One is too long, the other too short, but both of these self-released discs are happy harbingers for a Toledo music scene that is fresh, fun, and underrated.

Mike Fisher's outfit, Societys Ugly Son, is a big, hard-rocking boogie band with a penchant for B-movie girls, old sci-fi flicks, and monstrous hillbillies. After playing acoustic shows around the city for a few years, Fisher assembled a group of players with diverse interests, molding them into a unit that resembles a broad splash of bands from Molly Hatchet to Blue Oyster Cult.

Ably produced by veteran Toledo musician E.J. Wells (he's the hero in the title track), the disc features tasty guitar jams ("You're Like Glass"), chugging rockers ("Drag Me Down"), and weirdness ("Shoot the News Floozie," "The Demise of Weatherman Willy.")

At 17 songs over more than an hour, "Hells Hero" could use some trimming, but it's the kind of disc that grows more impressive on repeated listens.

Vytas and His Electic Outfit favors an aggressive power-pop approach, with tightly wound tunes that veer from ska-inflected interludes to speedy rockers.

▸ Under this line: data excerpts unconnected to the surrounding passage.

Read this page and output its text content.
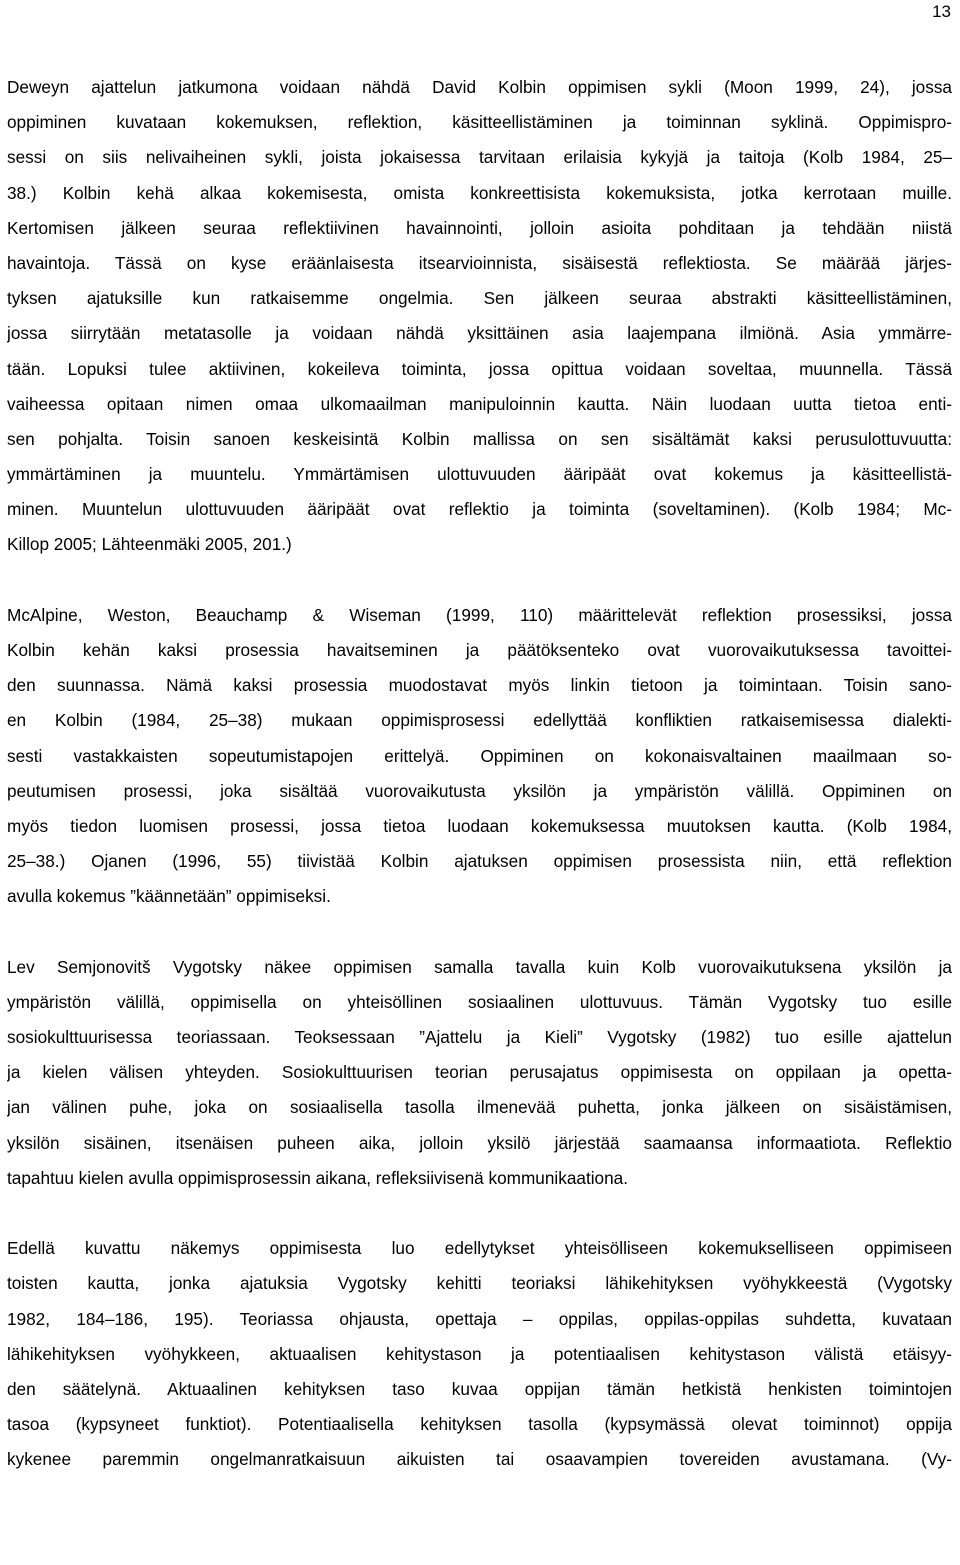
13
Deweyn ajattelun jatkumona voidaan nähdä David Kolbin oppimisen sykli (Moon 1999, 24), jossa
oppiminen kuvataan kokemuksen, reflektion, käsitteellistäminen ja toiminnan syklinä. Oppimispro-
sessi on siis nelivaiheinen sykli, joista jokaisessa tarvitaan erilaisia kykyjä ja taitoja (Kolb 1984, 25–
38.) Kolbin kehä alkaa kokemisesta, omista konkreettisista kokemuksista, jotka kerrotaan muille.
Kertomisen jälkeen seuraa reflektiivinen havainnointi, jolloin asioita pohditaan ja tehdään niistä
havaintoja. Tässä on kyse eräänlaisesta itsearvioinnista, sisäisestä reflektiosta. Se määrää järjes-
tyksen ajatuksille kun ratkaisemme ongelmia. Sen jälkeen seuraa abstrakti käsitteellistäminen,
jossa siirrytään metatasolle ja voidaan nähdä yksittäinen asia laajempana ilmiönä. Asia ymmärre-
tään. Lopuksi tulee aktiivinen, kokeileva toiminta, jossa opittua voidaan soveltaa, muunnella. Tässä
vaiheessa opitaan nimen omaa ulkomaailman manipuloinnin kautta. Näin luodaan uutta tietoa enti-
sen pohjalta. Toisin sanoen keskeisintä Kolbin mallissa on sen sisältämät kaksi perusulottuvuutta:
ymmärtäminen ja muuntelu. Ymmärtämisen ulottuvuuden ääripäät ovat kokemus ja käsitteellistä-
minen. Muuntelun ulottuvuuden ääripäät ovat reflektio ja toiminta (soveltaminen). (Kolb 1984; Mc-
Killop 2005; Lähteenmäki 2005, 201.)
McAlpine, Weston, Beauchamp & Wiseman (1999, 110) määrittelevät reflektion prosessiksi, jossa
Kolbin kehän kaksi prosessia havaitseminen ja päätöksenteko ovat vuorovaikutuksessa tavoittei-
den suunnassa. Nämä kaksi prosessia muodostavat myös linkin tietoon ja toimintaan. Toisin sano-
en Kolbin (1984, 25–38) mukaan oppimisprosessi edellyttää konfliktien ratkaisemisessa dialekti-
sesti vastakkaisten sopeutumistapojen erittelyä. Oppiminen on kokonaisvaltainen maailmaan so-
peutumisen prosessi, joka sisältää vuorovaikutusta yksilön ja ympäristön välillä. Oppiminen on
myös tiedon luomisen prosessi, jossa tietoa luodaan kokemuksessa muutoksen kautta. (Kolb 1984,
25–38.) Ojanen (1996, 55) tiivistää Kolbin ajatuksen oppimisen prosessista niin, että reflektion
avulla kokemus ”käännetään” oppimiseksi.
Lev Semjonovitš Vygotsky näkee oppimisen samalla tavalla kuin Kolb vuorovaikutuksena yksilön ja
ympäristön välillä, oppimisella on yhteisöllinen sosiaalinen ulottuvuus. Tämän Vygotsky tuo esille
sosiokulttuurisessa teoriassaan. Teoksessaan ”Ajattelu ja Kieli” Vygotsky (1982) tuo esille ajattelun
ja kielen välisen yhteyden. Sosiokulttuurisen teorian perusajatus oppimisesta on oppilaan ja opetta-
jan välinen puhe, joka on sosiaalisella tasolla ilmenevää puhetta, jonka jälkeen on sisäistämisen,
yksilön sisäinen, itsenäisen puheen aika, jolloin yksilö järjestää saamaansa informaatiota. Reflektio
tapahtuu kielen avulla oppimisprosessin aikana, refleksiivisenä kommunikaationa.
Edellä kuvattu näkemys oppimisesta luo edellytykset yhteisölliseen kokemukselliseen oppimiseen
toisten kautta, jonka ajatuksia Vygotsky kehitti teoriaksi lähikehityksen vyöhykkeestä (Vygotsky
1982, 184–186, 195). Teoriassa ohjausta, opettaja – oppilas, oppilas-oppilas suhdetta, kuvataan
lähikehityksen vyöhykkeen, aktuaalisen kehitystason ja potentiaalisen kehitystason välistä etäisyy-
den säätelynä. Aktuaalinen kehityksen taso kuvaa oppijan tämän hetkistä henkisten toimintojen
tasoa (kypsyneet funktiot). Potentiaalisella kehityksen tasolla (kypsymässä olevat toiminnot) oppija
kykenee paremmin ongelmanratkaisuun aikuisten tai osaavampien tovereiden avustamana. (Vy-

Vytas Nagisetty, Jason Quick, and Bubba Baker sound like a polished, professional unit thanks to regular gigs at Toledo restaurants and clubs, and the production on this disc is pristine.

At only five songs, "Space Cadet" is an EP, and it would've been nice to hear about six more songs to fill the CD out. Knowing Vytas and crew have a few more tracks like the big classic-rock oriented "California" makes this a band we want to hear more.

- ROD LOCKWOOD

Honky-tonk music doesn't get any more hard-core hayseed than this.

Sweeney leans heavily on vintage country sounds in her debut, but gives it a rockin', contemporary attitude with her lively twang and a sassy, confident approach. It all works to give her delivery a unique feel, with a delightful voice and outstanding backup musicians.

Sweeney's dozen songs lay on the country thickly, but she avoids the studio instrumental excesses that seem to be favored by so many artists.

This music concentrates on her splendid voice, with careful doses of guitars, lap steel, dobro, percussion, fiddle and mandolin to complement yet not overwhelm her.

There are melody hooks aplenty in this package that ranges from swaying, romantic dance pieces to uptempo two-steppers to barroom chip-kickers. A special treat is her version of Iris Dement's "Mama's Opry."